Two common examples I can think of for needing near-rail operation, are:
- Current sense: the input is single-ended, and the output is common-rail. You just need some gain so as to get away with a smaller shunt resistor.
- Limiter circuit: the output is constrained between rails, and maybe you even run the amp from +VREF so its output is precisely (less that annoying VOH/VOL, that is) 0 to REF.
For current sense, maybe the low end doesn't actually matter, you just need to compare with a modest or large threshold/cutoff (e.g. peak current mode SMPS, current sensing/fusing, etc.). In that case: great, who cares!
Or, maybe the low end does matter, and you need to measure near zero say for measurement, metering, etc. purposes. In that case, simply offset the input by bleeding in a little offset voltage. If it's a noninverting amplifier, just run +IN from a divider from +VREF to +IN to shunt. A few mV will do 'ya.
Maybe you even need a slight negative range, say for a power supply with down-programming (bleeder/leakage circuit) so you can measure it accurately over the whole range; or maybe something something battery metering so you can see charge and discharge currents, but the magnitudes aren't symmetrical so you only need a little negative range. Same idea, use an offset or differential measurement, done and done.
For the limiter, three options:
- Redefine the supplies so they are slightly in excess of what's needed (problematic if you don't have a negative supply handy and need even just some 10s of mV below GND!)
- Redefine your signal's range so that the natural saturation levels are just outside of the required range
- Don't use saturation for limiting; you need too much accuracy anyway (i.e. when a ~50mV margin isn't good enough), use a proper active (precision rectifier?) circuit to implement the limit instead.
Also maybe worth mentioning saturation recovery, but most modern types boast of their prompt recovery, supported by waveforms or settling time.

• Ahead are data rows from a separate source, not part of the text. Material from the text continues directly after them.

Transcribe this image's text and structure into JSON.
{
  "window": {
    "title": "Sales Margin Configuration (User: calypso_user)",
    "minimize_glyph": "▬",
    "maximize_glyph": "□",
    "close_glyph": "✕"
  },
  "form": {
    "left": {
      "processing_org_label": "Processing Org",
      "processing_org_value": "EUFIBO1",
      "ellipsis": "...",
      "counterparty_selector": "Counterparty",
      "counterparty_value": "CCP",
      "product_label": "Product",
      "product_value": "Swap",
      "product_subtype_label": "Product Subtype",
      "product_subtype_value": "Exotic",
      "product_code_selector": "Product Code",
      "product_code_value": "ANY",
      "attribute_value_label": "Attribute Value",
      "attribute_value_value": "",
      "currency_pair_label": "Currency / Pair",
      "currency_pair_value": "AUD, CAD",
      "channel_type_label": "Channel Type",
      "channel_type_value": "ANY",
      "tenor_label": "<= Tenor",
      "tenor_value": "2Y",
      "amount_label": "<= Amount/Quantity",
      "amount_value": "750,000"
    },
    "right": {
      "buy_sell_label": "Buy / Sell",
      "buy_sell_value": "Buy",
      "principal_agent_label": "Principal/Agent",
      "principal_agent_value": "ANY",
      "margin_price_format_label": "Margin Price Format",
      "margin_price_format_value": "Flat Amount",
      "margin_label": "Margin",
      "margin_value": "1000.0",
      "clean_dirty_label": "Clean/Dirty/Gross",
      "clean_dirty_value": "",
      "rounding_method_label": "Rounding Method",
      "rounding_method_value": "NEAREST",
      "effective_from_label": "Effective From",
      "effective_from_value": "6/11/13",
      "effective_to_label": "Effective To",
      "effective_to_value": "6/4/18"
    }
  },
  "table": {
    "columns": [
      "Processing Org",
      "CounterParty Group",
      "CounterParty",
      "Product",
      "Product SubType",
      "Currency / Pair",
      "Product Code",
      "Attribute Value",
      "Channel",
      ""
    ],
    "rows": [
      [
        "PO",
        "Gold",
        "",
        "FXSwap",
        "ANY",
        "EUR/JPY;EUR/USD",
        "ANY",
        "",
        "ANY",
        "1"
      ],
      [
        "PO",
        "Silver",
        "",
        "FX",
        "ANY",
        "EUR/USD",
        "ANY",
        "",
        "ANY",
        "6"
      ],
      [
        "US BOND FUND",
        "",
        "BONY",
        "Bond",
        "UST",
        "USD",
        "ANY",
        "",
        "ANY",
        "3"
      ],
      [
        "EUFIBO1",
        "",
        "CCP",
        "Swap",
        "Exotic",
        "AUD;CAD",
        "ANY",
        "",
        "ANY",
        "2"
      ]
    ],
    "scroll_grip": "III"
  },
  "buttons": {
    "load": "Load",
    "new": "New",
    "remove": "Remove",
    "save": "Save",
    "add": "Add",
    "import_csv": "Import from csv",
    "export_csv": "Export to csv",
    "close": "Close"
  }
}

Amps like TLV2372 are well behaved, I have no problem using it as a jellybean. Simply check and confirm, and keep shopping if you don't see adequate data regarding this.
Yeah it's a naming convention, but how would you call it otherwise? If you have a better idea?
ARRIO? "Almost rail-to rail"
Now how "almost" are we really taking here...?
Ok. How about this?
For linear regulators we have "Low Drop Out". They don't call them "Zero drop out*" ....."*still need 0.4V".
How about "RRI-LHO" = Rail-Rail-Input, Low-Headroom-Output
Annoyingly, "LDO" has been taken to mean any linear regulator these days. So 7805s are "LDOs" now. Maybe we should adopt the backronym "linear dropping output" or something..?
Regarding op-amps, there are some with missing +V or -V range (RRI but not O, or RRO but not I; or "RI" or "RO" in the sense of, only one rail is met), something to watch out for. I've seen many precision amps of this sort, which is kind of a shame, but also not such a big deal in a lot of applications. What's more annoying is distributors don't track input and output rail compatibility, so you have to flip through a lot of candidates to find the right one.
And again, simply limit signal ranges, don't rely on device ranges if you don't have to. Sometimes this means adding an extra couple volts supply, may be annoying but it's far from intractable these days.